By the time this post goes live, I will be in the middle of no where in Vermont, most likely freezing and huddled over a campfire, stirring something warm and sweet. My phone and computer will literally be held captive by my father in Connecticut. And most likely I will have spent the weekend breathing deeply, doing yoga on boulders, racing ATVs through the trails, and watching my city pup scamper amongst the trees.
Meanwhile, back in New York City, my dear friend Ruark will be turning 31 years old.
I’ve known Ruark for 12 years now: for over 8 of those years we were an item. In a stroke of divine blessing, we have remained incredibly close since breaking up 2 years ago when I chose to move to Cincinnati for a year to work, a split we both desired. Because of the distance, we were able to comfort each other through the breakup, through my living in a new city, through our apartment being a tad emptier without me. He visited me once out there, and every time I flew home (8 times I believe), I saw him. His father lives in Cincinnati, and it was comforting to have this friend and father-figure so close by.
We were tight with each other’s families: I learned how to make scones from his father, pie crust from his Auntie, and his mother’s gingerbread is one of the best things I have ever tasted. They gave me my Kitchenaid and countless beautiful platters and pie plates and tablecloths and things our 20-something selves couldn’t afford. Ruark is an incredible cook, spotless in his technique, and between the two of us we ate very well and threw some incredible parties. He makes one of the best meat sauces I have ever tasted. We both still marvel at how much we love duck.
On top of that, Ruark and I have seen each other through so many ups and downs, one taking care of the other as needed. To the point now that we still support each other in new relationships, in new work endeavors, and will drop any doubt or judgment when one of us says to the other “I just really need you to be my friend on this right now”.
Talk about lucky.
Whenever I come to Ruark with a revelation – in this case how I don’t really know how to relax anymore – he’ll usually point out, “Jax, you’ve always been this way. Remember when…”.
When I first set eyes on him, my first few days in college, I knew our relationship would be something special. But I never thought that over a decade later I could know someone so well, or love a friend so much.

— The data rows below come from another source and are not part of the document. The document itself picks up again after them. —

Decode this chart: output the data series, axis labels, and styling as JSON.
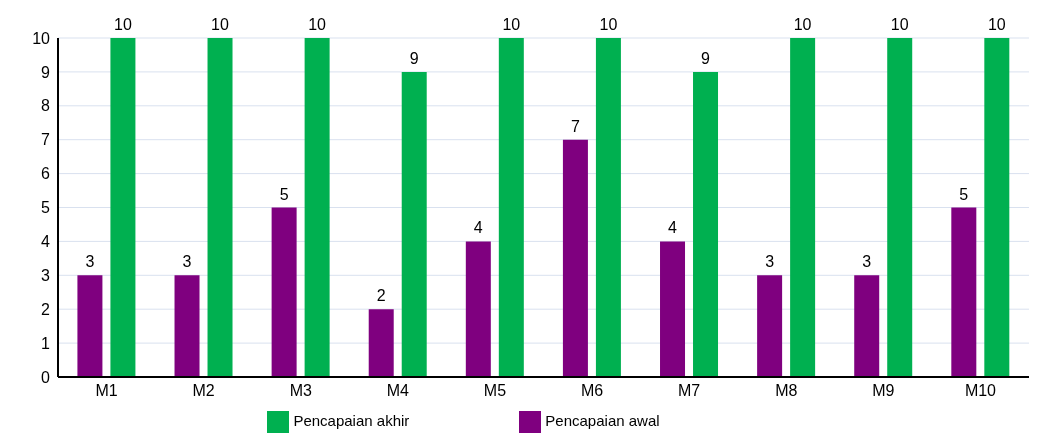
{
  "chart_data": {
    "type": "bar",
    "categories": [
      "M1",
      "M2",
      "M3",
      "M4",
      "M5",
      "M6",
      "M7",
      "M8",
      "M9",
      "M10"
    ],
    "series": [
      {
        "name": "Pencapaian awal",
        "color": "#7f007f",
        "values": [
          3,
          3,
          5,
          2,
          4,
          7,
          4,
          3,
          3,
          5
        ]
      },
      {
        "name": "Pencapaian akhir",
        "color": "#00b050",
        "values": [
          10,
          10,
          10,
          9,
          10,
          10,
          9,
          10,
          10,
          10
        ]
      }
    ],
    "ylim": [
      0,
      10
    ],
    "yticks": [
      0,
      1,
      2,
      3,
      4,
      5,
      6,
      7,
      8,
      9,
      10
    ],
    "grid": "y",
    "legend": "bottom",
    "data_labels": true
  }
}
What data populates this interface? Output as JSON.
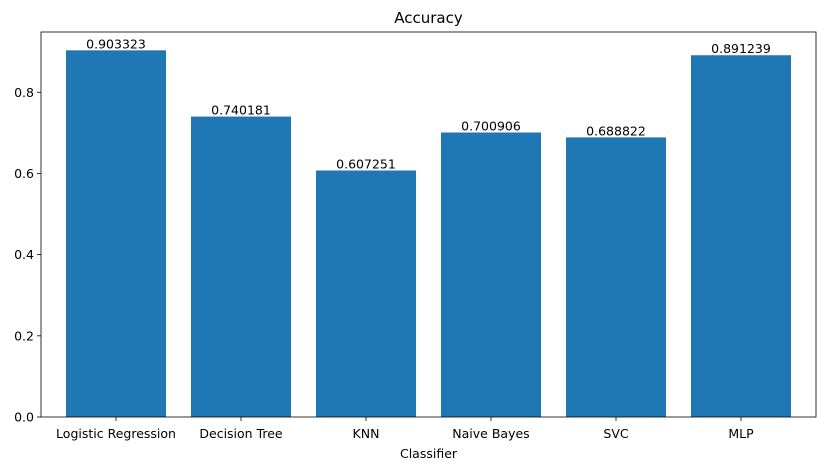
{
  "chart_data": {
    "type": "bar",
    "title": "Accuracy",
    "xlabel": "Classifier",
    "ylabel": "",
    "categories": [
      "Logistic Regression",
      "Decision Tree",
      "KNN",
      "Naive Bayes",
      "SVC",
      "MLP"
    ],
    "values": [
      0.903323,
      0.740181,
      0.607251,
      0.700906,
      0.688822,
      0.891239
    ],
    "data_labels": [
      "0.903323",
      "0.740181",
      "0.607251",
      "0.700906",
      "0.688822",
      "0.891239"
    ],
    "ylim": [
      0,
      0.9485
    ],
    "yticks": [
      0.0,
      0.2,
      0.4,
      0.6,
      0.8
    ],
    "ytick_labels": [
      "0.0",
      "0.2",
      "0.4",
      "0.6",
      "0.8"
    ],
    "bar_color": "#1f77b4",
    "grid": false,
    "legend": "none"
  }
}
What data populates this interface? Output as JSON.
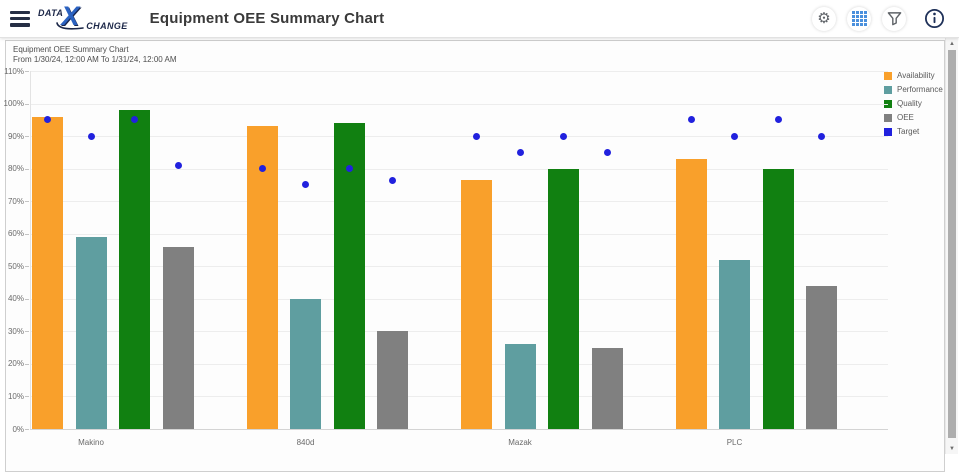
{
  "header": {
    "logo": {
      "data": "DATA",
      "x": "X",
      "change": "CHANGE"
    },
    "title": "Equipment OEE Summary Chart",
    "actions": {
      "settings_icon": "gear-icon",
      "grid_icon": "grid-icon",
      "filter_icon": "funnel-icon",
      "info_icon": "info-icon"
    }
  },
  "chart_panel": {
    "title": "Equipment OEE Summary Chart",
    "subtitle": "From 1/30/24, 12:00 AM To 1/31/24, 12:00 AM"
  },
  "chart_data": {
    "type": "bar",
    "title": "Equipment OEE Summary Chart",
    "subtitle": "From 1/30/24, 12:00 AM To 1/31/24, 12:00 AM",
    "categories": [
      "Makino",
      "840d",
      "Mazak",
      "PLC"
    ],
    "series": [
      {
        "name": "Availability",
        "color": "#F9A02B",
        "values": [
          96,
          93,
          76.5,
          83
        ]
      },
      {
        "name": "Performance",
        "color": "#5F9EA0",
        "values": [
          59,
          40,
          26,
          52
        ]
      },
      {
        "name": "Quality",
        "color": "#118011",
        "values": [
          98,
          94,
          80,
          80
        ]
      },
      {
        "name": "OEE",
        "color": "#808080",
        "values": [
          56,
          30,
          25,
          44
        ]
      }
    ],
    "target_series": {
      "name": "Target",
      "color": "#2121DE",
      "values_per_category": [
        [
          95,
          90,
          95,
          81
        ],
        [
          80,
          75,
          80,
          76.5
        ],
        [
          90,
          85,
          90,
          85
        ],
        [
          95,
          90,
          95,
          90
        ]
      ]
    },
    "ylim": [
      0,
      110
    ],
    "yticks": [
      0,
      10,
      20,
      30,
      40,
      50,
      60,
      70,
      80,
      90,
      100,
      110
    ],
    "ytick_suffix": "%",
    "grid": true,
    "legend_position": "top-right"
  }
}
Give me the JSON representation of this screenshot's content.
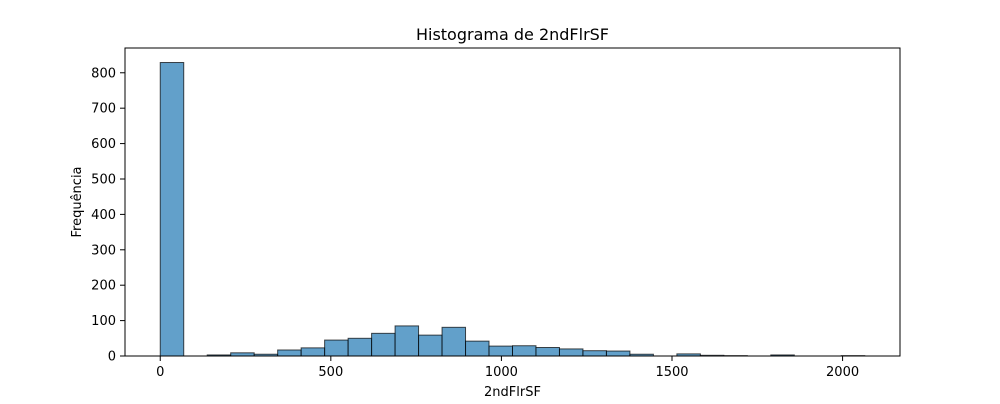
{
  "chart_data": {
    "type": "bar",
    "title": "Histograma de 2ndFlrSF",
    "xlabel": "2ndFlrSF",
    "ylabel": "Frequência",
    "xlim": [
      -103.3,
      2168.3
    ],
    "ylim": [
      0,
      870
    ],
    "xticks": [
      0,
      500,
      1000,
      1500,
      2000
    ],
    "yticks": [
      0,
      100,
      200,
      300,
      400,
      500,
      600,
      700,
      800
    ],
    "bin_edges": [
      0,
      68.83,
      137.67,
      206.5,
      275.33,
      344.17,
      413,
      481.83,
      550.67,
      619.5,
      688.33,
      757.17,
      826,
      894.83,
      963.67,
      1032.5,
      1101.33,
      1170.17,
      1239,
      1307.83,
      1376.67,
      1445.5,
      1514.33,
      1583.17,
      1652,
      1720.83,
      1789.67,
      1858.5,
      1927.33,
      1996.17,
      2065
    ],
    "values": [
      829,
      0,
      3,
      9,
      5,
      17,
      23,
      45,
      50,
      64,
      85,
      59,
      81,
      42,
      28,
      29,
      24,
      20,
      15,
      14,
      5,
      0,
      6,
      2,
      1,
      0,
      3,
      0,
      0,
      1
    ],
    "bar_color": "#1f77b4",
    "bar_opacity": 0.7,
    "edge_color": "#000000",
    "grid": false
  }
}
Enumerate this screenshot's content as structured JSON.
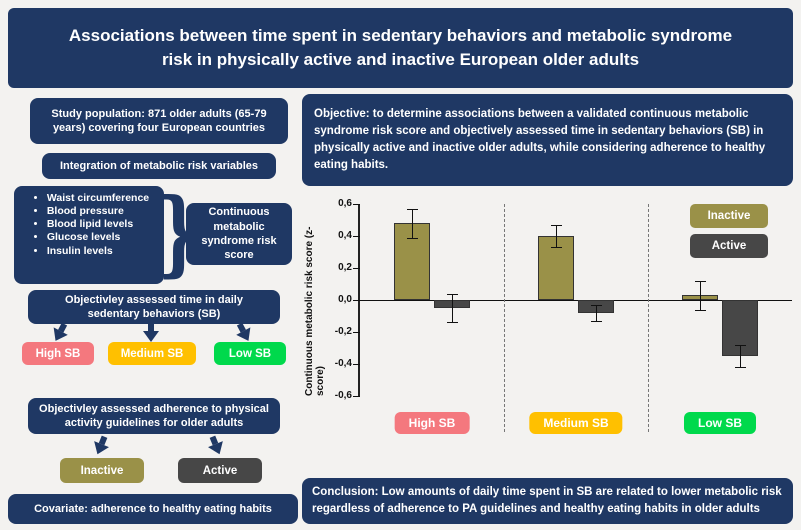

Happy Birthday, Ruark. You’re something beyond special.
Carrot Cake Balls
This recipe is adapted from Best of the Best from New England Cookbook. Eaters were a huge fan of the flavor, but the cake completely crumbled when I eased it from the pans. Hence why one half was salvaged and given to my Poppa for his birthday and the other smushed into cake balls for Ruark’s. Because of the crumbliness it worked well, but the high amount of oil wasn’t a huge yay factor for me. I had thought white chocolate would be a better match (I can’t eat it so I don’t really know), but my roommate and Ruark both confirmed that dark would be the best way to go, grounding the sweetness in the cake itself. I’m putting the recipe up as I think it’s a great one for experienced bakers to look at and adapt. I hope if you make it you’ll come back with tips for me!
- 1 1/2 cup vegetable oil
- 2 cups granulated sugar
- 3 whole eggs and 1 egg white, beaten well
- 1 cup brown rice flour
- 2/3 cup arrowroot flour
- 1/2 cup millet flour
- 1 tsp xanthan gum
- 1/2 tsp nutmeg
- 1/2 tsp baking powder
- 1 tsp salt
- 2 tsp cinnamon
- 1/2 cup raisins
- 2 1/2 cups grated carrots
- 1 recipe cream cheese frosting
- dark and white chocolate for dipping, decorations as desired
Preheat oven to 325° and grease 2 9-inch cake pans.
In a large bowl, mix vegetable oil and sugar and beat well on high, about 3 minutes. Add the eggs and beat to combine.
Sift all dry ingredients, and add to the wet mixture.
Fold in the raisins and carrots.
Pour into pans and bake for one hour, or until a toothpick inserted comes out clean.
Cool completely, then mix with 1 cup vegan cream cheese frosting. Leave in fridge overnight to chill.
When ready to assemble, roll into 1-inch balls and place on wax paper lined baking sheets. Freeze for one hour to firm.
Melt chocolate slowly over a double boiler and quickly roll all cake balls in chocolate, setting back on sheets to firm.